Budget 2017: After demonetisation, a carrot by way of banking transaction tax on 1 Feb? - Firstpost
Firstpost

Budget 2017: After demonetisation, a carrot by way of banking transaction tax on 1 Feb?


Listening to Narendra Modi's speech to NRIs in Japan last week, many would have wondered if the prime minister is not in touch with what is happening back home. His joke about people not having money to conduct weddings in the family, coming across in particular as insensitive.

Since his return, the NDA government has tried to get its act together. Micro ATMs have been deployed in semi-rural areas and the limits for withdrawal have been increased. To check on cash hoarding, incredible India is turning into indelible India, with the ink that is used to check voter fraud in elections being used on the fingers. A terrible move in terms of optics and messaging and is annoying citizens to no end.

That the BJP is invested in this big ticket move is obvious from the manner in which Amit Shah is reportedly supervising the nuts and bolts of 'Operation Demonetisation'. If there is anyone in the political establishment who perhaps has an inkling of Modi's mind, it is Shah.

File image of Prime Minister Narendra Modi. PTI

File image of Prime Minister Narendra Modi. PTI

Speaking in Goa on Sunday, Modi indicated that demonetisation is only the first step in the anti-black money conveyor belt. And that post 30 December, many more financial surgical strikes would continue. That will most likely be on jewellery and the benaami land deals, where most of the black money is parked. Aadhaar seeding of revenue data of agricultural lands and property tax data would be used to weed out the benaami holders, by linking their assets to their PAN card.

All this is going to essentially line the exchequer and will filter down in terms of more social welfare benefits for the poor. But what is in it for you and me, the Form 16 salaried middle class, for who the queue in front of the bank and the ATM have become a home away from home in the last one week.

Admittedly, things have not gone according to Modi's plan. The Finance Ministry and RBI have goofed up in estimating the scale of operations that were needed to roll out the new currency to the public.
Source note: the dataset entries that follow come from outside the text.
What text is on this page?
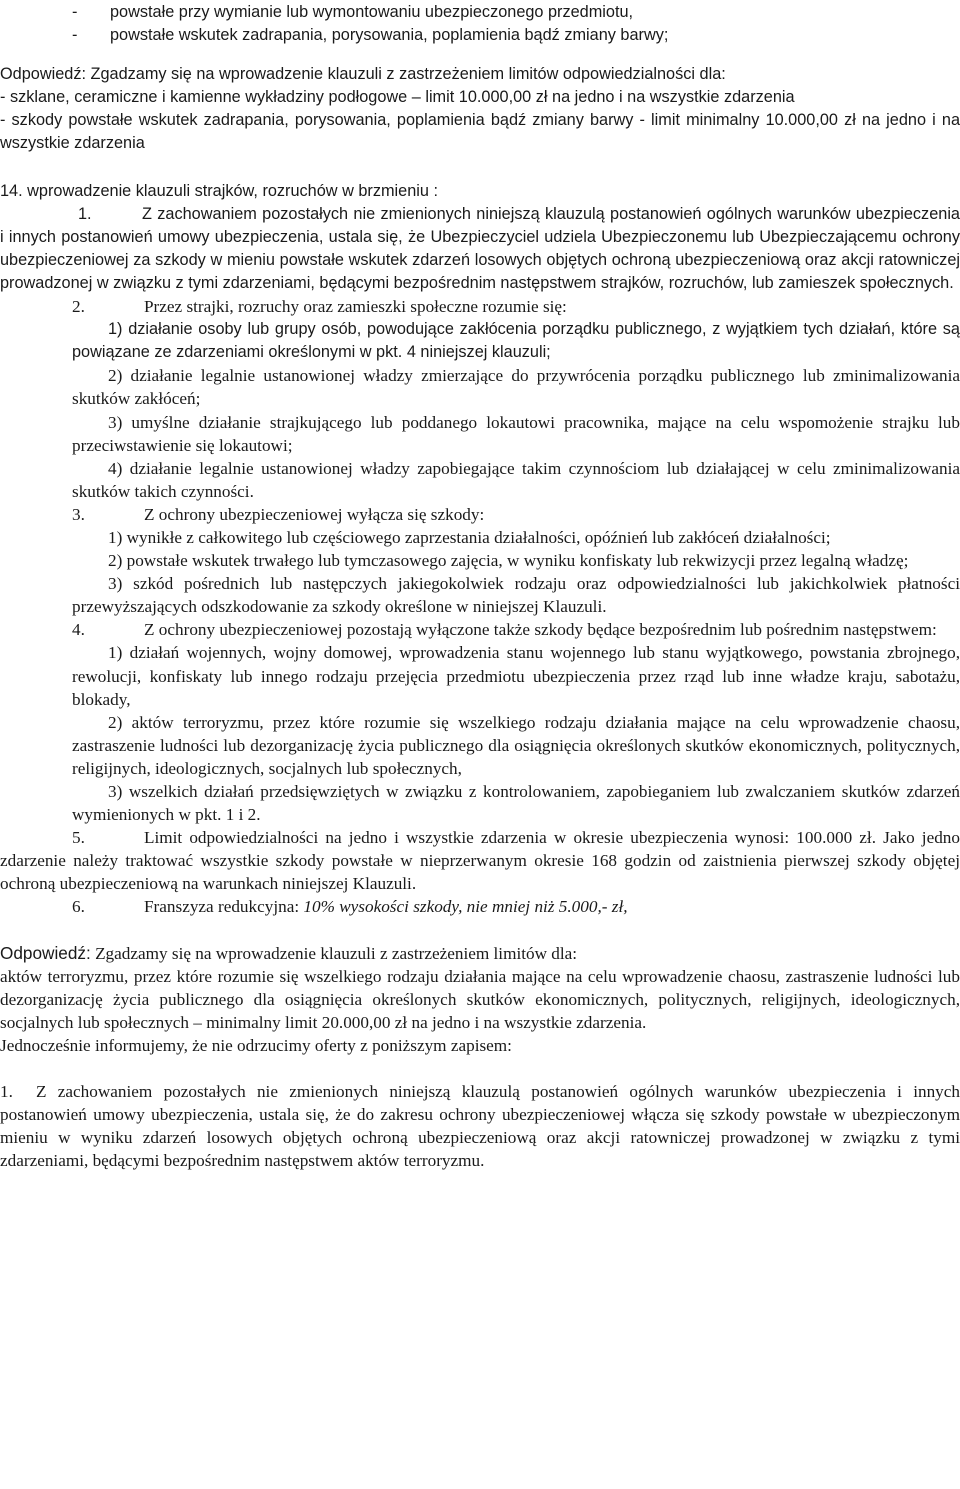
-  powstałe przy wymianie lub wymontowaniu ubezpieczonego przedmiotu,

-  powstałe wskutek zadrapania, porysowania, poplamienia bądź zmiany barwy;

Odpowiedź: Zgadzamy się na wprowadzenie klauzuli z zastrzeżeniem limitów odpowiedzialności dla:

- szklane, ceramiczne i kamienne wykładziny podłogowe – limit 10.000,00 zł na jedno i na wszystkie zdarzenia

- szkody powstałe wskutek zadrapania, porysowania, poplamienia bądź zmiany barwy - limit minimalny 10.000,00 zł na jedno i na wszystkie zdarzenia

14. wprowadzenie klauzuli strajków, rozruchów w brzmieniu :

1.	Z zachowaniem pozostałych nie zmienionych niniejszą klauzulą postanowień ogólnych warunków ubezpieczenia i innych postanowień umowy ubezpieczenia, ustala się, że Ubezpieczyciel udziela Ubezpieczonemu lub Ubezpieczającemu ochrony ubezpieczeniowej za szkody w mieniu powstałe wskutek zdarzeń losowych objętych ochroną ubezpieczeniową oraz akcji ratowniczej prowadzonej w związku z tymi zdarzeniami, będącymi bezpośrednim następstwem strajków, rozruchów, lub zamieszek społecznych.

2.	Przez strajki, rozruchy oraz zamieszki społeczne rozumie się:

1) działanie osoby lub grupy osób, powodujące zakłócenia porządku publicznego, z wyjątkiem tych działań, które są powiązane ze zdarzeniami określonymi w pkt. 4 niniejszej klauzuli;

2) działanie legalnie ustanowionej władzy zmierzające do przywrócenia porządku publicznego lub zminimalizowania skutków zakłóceń;

3) umyślne działanie strajkującego lub poddanego lokautowi pracownika, mające na celu wspomożenie strajku lub przeciwstawienie się lokautowi;

4) działanie legalnie ustanowionej władzy zapobiegające takim czynnościom lub działającej w celu zminimalizowania skutków takich czynności.

3.	Z ochrony ubezpieczeniowej wyłącza się szkody:

1) wynikłe z całkowitego lub częściowego zaprzestania działalności, opóźnień lub zakłóceń działalności;

2) powstałe wskutek trwałego lub tymczasowego zajęcia, w wyniku konfiskaty lub rekwizycji przez legalną władzę;

3) szkód pośrednich lub następczych jakiegokolwiek rodzaju oraz odpowiedzialności lub jakichkolwiek płatności przewyższających odszkodowanie za szkody określone w niniejszej Klauzuli.

4.	Z ochrony ubezpieczeniowej pozostają wyłączone także szkody będące bezpośrednim lub pośrednim następstwem:

1) działań wojennych, wojny domowej, wprowadzenia stanu wojennego lub stanu wyjątkowego, powstania zbrojnego, rewolucji, konfiskaty lub innego rodzaju przejęcia przedmiotu ubezpieczenia przez rząd lub inne władze kraju, sabotażu, blokady,

2) aktów terroryzmu, przez które rozumie się wszelkiego rodzaju działania mające na celu wprowadzenie chaosu, zastraszenie ludności lub dezorganizację życia publicznego dla osiągnięcia określonych skutków ekonomicznych, politycznych, religijnych, ideologicznych, socjalnych lub społecznych,

3) wszelkich działań przedsięwziętych w związku z kontrolowaniem, zapobieganiem lub zwalczaniem skutków zdarzeń wymienionych w pkt. 1 i 2.

5.	Limit odpowiedzialności na jedno i wszystkie zdarzenia w okresie ubezpieczenia wynosi: 100.000 zł. Jako jedno zdarzenie należy traktować wszystkie szkody powstałe w nieprzerwanym okresie 168 godzin od zaistnienia pierwszej szkody objętej ochroną ubezpieczeniową na warunkach niniejszej Klauzuli.

6.	Franszyza redukcyjna: 10% wysokości szkody, nie mniej niż 5.000,- zł,

Odpowiedź: Zgadzamy się na wprowadzenie klauzuli z zastrzeżeniem limitów dla:

aktów terroryzmu, przez które rozumie się wszelkiego rodzaju działania mające na celu wprowadzenie chaosu, zastraszenie ludności lub dezorganizację życia publicznego dla osiągnięcia określonych skutków ekonomicznych, politycznych, religijnych, ideologicznych, socjalnych lub społecznych – minimalny limit 20.000,00 zł na jedno i na wszystkie zdarzenia.

Jednocześnie informujemy, że nie odrzucimy oferty z poniższym zapisem:

1. Z zachowaniem pozostałych nie zmienionych niniejszą klauzulą postanowień ogólnych warunków ubezpieczenia i innych postanowień umowy ubezpieczenia, ustala się, że do zakresu ochrony ubezpieczeniowej włącza się szkody powstałe w ubezpieczonym mieniu w wyniku zdarzeń losowych objętych ochroną ubezpieczeniową oraz akcji ratowniczej prowadzonej w związku z tymi zdarzeniami, będącymi bezpośrednim następstwem aktów terroryzmu.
With most ATMs running dry and people suffering from 'withdrawal symptoms', India is looking like a state running helter-skelter. The immediate priority would be to get things under control, even as a parallel political slug fest plays out in Parliament.

The reason Modi went for demonetisation first instead of say, scrutiny of land deals was to get public mood on his side. Nothing excites a human being and an Indian in particular, than to give him the feeling that Modi will get the rupee from the rich into your pocket. That job is not yet done and Modi has another 42 days to win his fellow Indians over.

If demonetisation and the other measures that will follow can achieve the desired results of bringing in even one third of the black money into the legal system, Modi's purpose would be largely served. It is a tall order. The second step to follow would be to seen as visibly passing on the benefits to the common man.

Depending on the results of the drive till 30 December, one of the very drastic options before Modi could be to scrap income tax from 2017-18 and replace it with Banking Transaction Tax (BTT) from 1 April, 2017. If done, this will be the biggest financial decision since 1991. In one stroke, it will excite the huge Indian middle class. On the face of it, there won't be an incentive to deal in cash any more and every transaction can be shown in the books. Dealing with corruption in the I-T department will also be a thing of the past.

With BTT imposed, it will bring that many more people into a different kind of informal tax net. Revenue generated from income tax was Rs 2.86 lakh crore in 2015-16 and the BTT with a wider base could start replacing it. Besides, revenue can also be generated as they are now, through a more transparent auction of coal and spectrum. A win-win situation for both the government and the people.

Yes, there will be that section of people who do not fall under the tax bracket now and will not like being subjected to a BTT. The poor who were encouraged to open bank accounts under the Jan Dhan Yojna too would resent having been trapped by a tax net. Modi will have to particularly look at how to ensure the poorest of the poor do not feel aggrieved.

In terms of consumer behaviour, this will also lead to a reduction of high value consumption because there would be no more black money to splurge on unnecessary stuff. It will end up making the economy more honest. With no tax burden, there will be more savings by households, which would find its way into investments.

But this comes with a huge risk baggage. If it does not work out, India's economy could simply collapse. A safer carrot for Arun Jaitley to offer would be to adjust the tax slabs and lower rates significantly in order to give more concessions to the salaried class and keep it happy.

This financial year's Union Budget is going to be presented on a different date — 1 February, 2017 instead of on the last day of February. It will be a much anticipated financial document.